En outre, les sociétés de capitaux, imposées sur la base du régime du bénéfice réel, n’auront désormais plus la possibilité de déduire les taxes payées à ce titre lors du règlement de l’impôt sur leurs revenus. « Désormais, ce paiement n’est plus assimilé à un crédit d’impôt récupérable, mais à une charge déductible du résultat brut ; au même titre que pour les autres taxes », résume l’avocat fiscaliste Karim Daher. Cette disposition avait été dénoncée comme une « double taxation » par l’Association des banques du Liban.

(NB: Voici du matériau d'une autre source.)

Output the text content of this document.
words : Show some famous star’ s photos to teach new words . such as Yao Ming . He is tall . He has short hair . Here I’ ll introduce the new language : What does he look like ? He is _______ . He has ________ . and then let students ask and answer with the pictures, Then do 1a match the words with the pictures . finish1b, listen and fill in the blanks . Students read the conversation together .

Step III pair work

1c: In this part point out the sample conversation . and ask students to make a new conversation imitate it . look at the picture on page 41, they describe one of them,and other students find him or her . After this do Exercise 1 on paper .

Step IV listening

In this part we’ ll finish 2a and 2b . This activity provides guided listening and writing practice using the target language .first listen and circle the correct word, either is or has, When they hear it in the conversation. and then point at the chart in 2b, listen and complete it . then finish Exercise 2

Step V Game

Par ailleurs, les contribuables assujettis à l’impôt sur le bénéfice forfaitaire, comme les professions libérales, ont désormais l’obligation d’inclure les bénéfices de leurs revenus de capitaux mobiliers (après déduction de 7 %) dans le calcul du bénéfice forfaitaire soumis à l’impôt progressif (entre 4 et 21 %) sur leurs revenus. « Par conséquent, si le texte devait être adopté, toute personne qui réalisera des revenus financiers et ne les déclarera pas sera dans l’illégalité, en dépit du secret bancaire ! » commente Me Daher. Et d’ajouter : « C’est un pas supplémentaire vers un impôt général sur le revenu. »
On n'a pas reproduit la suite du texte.